Thought leadership from the most innovative tech companies, all in one place.

Handling CAPTCHAs in Web Scraping with Python

Understanding the obstacles posed by CAPTCHAs to your data collection attempts; and how to get around them.

Introduction

From gathering market insights to monitoring competitor activities and obtaining public data for research, web scraping has emerged as a critical tool, empowering businesses and individuals alike with data-driven insights in a rapidly-changing digital landscape.

However, as web data extraction has gained popularity, it has prompted websites to employ more sophisticated methods to protect their data from bots and scrapers, driven by privacy concerns and platform integrity. While understandable, these protective measures can create substantial hurdles for legitimate web scraping projects conducted by businesses, individuals, or researchers.

One particularly challenging measure is the implementation of CAPTCHAs (Completely Automated Public Turing tests to tell Computers and Humans Apart). You've probably encountered them before - those little puzzles or challenges designed to distinguish between automated bots/scrapers and human users.

In this post, we will look at how and why CAPTCHAs are generated, the obstacles they pose for your data collection attempts, and how to get around them while using the Scraping Browser, a Puppeteer/Playwright/Selenium-compatible headful GUI browser that comes with out-of-the-box CAPTCHA-bypassing technology.

Understanding CAPTCHAs and Their Impact on Web Scraping

We've all encountered these frustrating challenges on websites where we have to prove that we are not robots - they typically involve visually distorted letters, numbers, or images that users must identify and input correctly to gain access to certain parts of the website. These are CAPTCHAs, which are security measures employed by websites to differentiate between bots/scrapers and legitimate human users.

An example of a CAPTCHA

When your web crawler encounters a CAPTCHA, it faces a challenge. Since CAPTCHAs are designed to be visually or interactively solved by humans, automated scraping processes can't easily tackle them. As a result, the web crawler gets stuck, and your scraping progress comes to a standstill until the CAPTCHA is successfully completed.

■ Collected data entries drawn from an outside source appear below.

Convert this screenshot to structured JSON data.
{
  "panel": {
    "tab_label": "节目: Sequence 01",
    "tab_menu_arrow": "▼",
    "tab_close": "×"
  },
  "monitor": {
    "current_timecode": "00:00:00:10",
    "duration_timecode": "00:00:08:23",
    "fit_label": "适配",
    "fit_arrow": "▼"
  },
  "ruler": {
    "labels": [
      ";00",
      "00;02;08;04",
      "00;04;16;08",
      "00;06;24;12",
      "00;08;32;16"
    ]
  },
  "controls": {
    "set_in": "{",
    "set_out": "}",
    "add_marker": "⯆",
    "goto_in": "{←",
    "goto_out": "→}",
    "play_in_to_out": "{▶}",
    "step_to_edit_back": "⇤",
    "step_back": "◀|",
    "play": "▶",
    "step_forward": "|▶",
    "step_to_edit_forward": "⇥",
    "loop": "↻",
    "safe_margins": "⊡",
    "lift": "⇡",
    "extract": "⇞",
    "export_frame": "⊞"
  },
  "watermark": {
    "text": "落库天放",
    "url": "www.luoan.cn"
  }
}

But what prompts a website to generate a CAPTCHA in the first place (which consequently blocks our scraping attempt)? Let's look at some of the reasons for this:

  • Browser Fingerprinting: Websites may use techniques like browser or device fingerprinting to identify bots or scrapers. These techniques analyze various attributes of the user's browser and device, such as screen resolution, installed fonts, and browser plugins, to create a unique fingerprint containing information about the configuration of a user's browser as well as software/hardware environment. When a scraper's fingerprint is detected, the website may respond with a CAPTCHA to validate the user.
  • Unusual User-Agent: Web scrapers often use default or identifiable User-Agent strings, making them easily detectable by websites. When a website detects a non-standard or suspicious User-Agent, it may trigger a CAPTCHA to verify the legitimacy of the request.
  • Cookie Tracking: Websites may use cookies to track user activity and identify bots. Scrapers may not handle cookies properly or may lack valid session information, which can prompt the website to present a CAPTCHA to verify the user's identity.
  • Mouse Movement and Click Patterns: Modern CAPTCHAs like ReCaptcha may analyze mouse movement and click patterns to determine human-like behavior. Bots often have predictable movement, which can trigger the presentation of a CAPTCHA.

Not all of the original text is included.